Premature obituaries have been written for public companies before, Skeel points out. Among the most notable was a 1989 Harvard Business Review article, Eclipse of the Public Corporation, by economist Michael C. Jensen, who made many of the same arguments as Davis. Despite Jensen’s analysis, the number of listed companies in the US continued to rise for eight more years.
Many firms that have been taken private, have delayed going public or decided to never go public, are on the “borderline” – not quite big enough to easily handle the regulatory costs and shareholder hassles public firms must contend with, Skeel says.

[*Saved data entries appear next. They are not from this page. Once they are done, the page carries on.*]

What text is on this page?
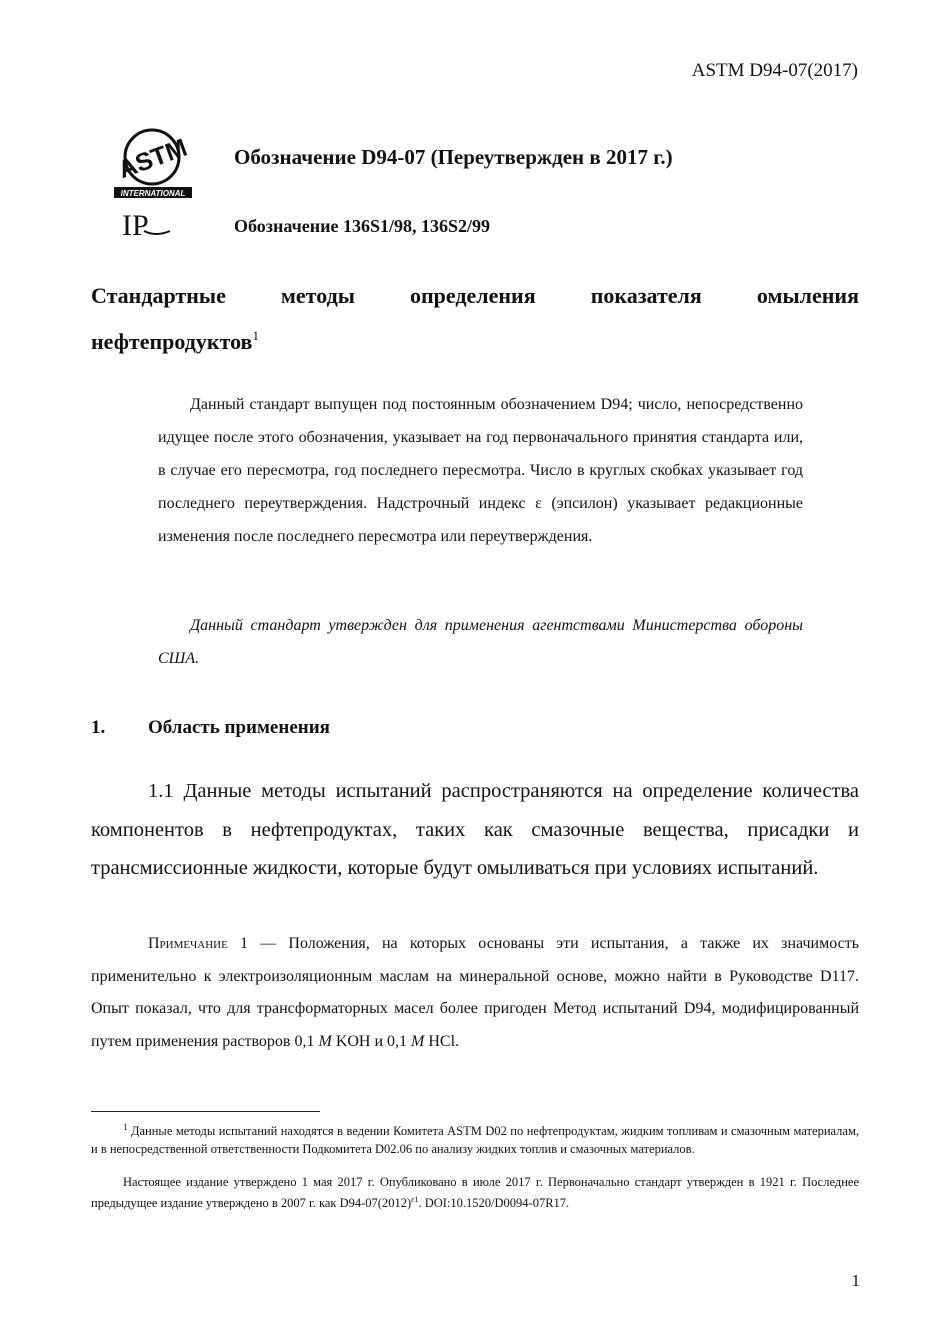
ASTM D94-07(2017)
ASTM
INTERNATIONAL
IP
Обозначение D94-07 (Переутвержден в 2017 г.)
Обозначение 136S1/98, 136S2/99
Стандартные методы определения показателя омыления
нефтепродуктов$^1$

Данный стандарт выпущен под постоянным обозначением D94; число, непосредственно идущее после этого обозначения, указывает на год первоначального принятия стандарта или, в случае его пересмотра, год последнего пересмотра. Число в круглых скобках указывает год последнего переутверждения. Надстрочный индекс ε (эпсилон) указывает редакционные изменения после последнего пересмотра или переутверждения.

Данный стандарт утвержден для применения агентствами Министерства обороны США.

1. Область применения

1.1 Данные методы испытаний распространяются на определение количества компонентов в нефтепродуктах, таких как смазочные вещества, присадки и трансмиссионные жидкости, которые будут омыливаться при условиях испытаний.

Примечание 1 — Положения, на которых основаны эти испытания, а также их значимость применительно к электроизоляционным маслам на минеральной основе, можно найти в Руководстве D117. Опыт показал, что для трансформаторных масел более пригоден Метод испытаний D94, модифицированный путем применения растворов 0,1 M KOH и 0,1 M HCl.

$^1$ Данные методы испытаний находятся в ведении Комитета ASTM D02 по нефтепродуктам, жидким топливам и смазочным материалам, и в непосредственной ответственности Подкомитета D02.06 по анализу жидких топлив и смазочных материалов.

Настоящее издание утверждено 1 мая 2017 г. Опубликовано в июле 2017 г. Первоначально стандарт утвержден в 1921 г. Последнее предыдущее издание утверждено в 2007 г. как $D94-07(2012)^{\varepsilon 1}$. DOI:10.1520/D0094-07R17.

1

The costs of dealing with regulation did indeed rise with the passage of the 2002 Sarbanes-Oxley Act, in the wake of the Enron and WorldCom scandals, he notes.
“Certainly, the push for corporate governance [accountability] since Sarbanes-Oxley is a factor that causes some firms to stay away from the public markets,” adds Wharton finance professor Itay Goldstein. “You need to comply with all these corporate governance requirements. Everyone is looking at your stock price. Shareholder activists are breathing down the back of your neck.”
He points to Facebook, which stayed private for years after many experts felt it was time to go public. Staying private gave Facebook more freedom to do as it liked in a fast-changing market. “But to say that this is going to end up with public markets being less important, I just don’t buy that,” Goldstein adds.
The perks of going public
Academic research has shown that in recent years, young firms have tended to wait longer to go public than in the past, Geczy says. But many firms, including Facebook, do go public eventually. Facebook had no other way to raise the funds it needed to continue growing, and the public markets do offer benefits that alternatives like private equity cannot match, Geczy points out.
Federal rules, for example, prohibit most small investors and mutual funds from investing in PE firms. Many investors that can put money into PE don’t do so because of fund rules that typically bar withdrawing money for a decade or more. “So, when you finance yourself with private equity, investors cannot sell their stake very easily,” Goldstein says.
Many people and institutions with cash to invest are put off by this illiquidity, meaning that PE firms cannot match the capital-raising power of the public markets. PE funds are also very opaque, and many investors prefer the transparency offered by public corporations that have extensive disclosure requirements, Goldstein notes. While executives at public companies do chafe at the rules, even they benefit from them, Goldstein adds, because the markets provide lots of feedback to guide management. “I think one of the key advantages of public markets is that they gather information from many different people in the economy, and this can provide key information for decision makers,” he says.
“Sometimes, the managers can learn from the stock price,” Edmans adds. The shares’ rise and fall, for instance, can provide insight into whether the firm should invest in growth or hunker down.
Some experts also question whether shareholder activism is the crushing burden Davis and others claim it is. While hedge funds and some big pension funds have stepped up pressure on companies they invest in, the mutual fund industry has not followed suit, Skeel says. Passively managed funds – index-style mutual funds and exchange-traded funds – simply buy and hold shares of firms in the indexes they track, and do not typically use their voting power to pressure management, Skeel notes. In fact, the funds cannot even vote with their feet, as they must own the stocks in their benchmark index. Actively managed funds, though they do try to pick winners, are less likely to pressure management than to simply sell their holdings if they think a company is poorly run or underperforming.
For funds, which now compete by offering ever-lower fees, “one way to keep your costs down is not to engage in proxy fights,” Skeel says.
Another benefit of public ownership: A firm has more owners than if it were private. While a private equity firm may own a controlling stake in a company in which it has invested, this is not common with public companies. Hence, public ownership can muffle the cries of a minority of unhappy shareholders, making life easier for managers rather than harder. “These other [forms of ownership] don’t offer the dispersal [of ownership] you get” as a public firm, says Wharton finance professor Jessica Wachter.
Is there, then, nothing to worry about as the number of listed companies’ declines?
Wachter says that a decline in public corporations could produce unwelcome results. If the list of public corporations becomes less diversified as a result of being smaller, stock returns could become more volatile, she points out. “We don’t know for sure if it’s happening, or what the effect will be, but it’s possible that the result could be negative,” she adds. That could be harmful to investors, including those millions with retirement money in 401(k)s.
On the other hand, the decline in public-company listings may be just a passing phase – a “trend” that could reverse if Washington eases regulatory burdens, the economy picks up and the financial markets return to normal. It could be years before the verdict is in.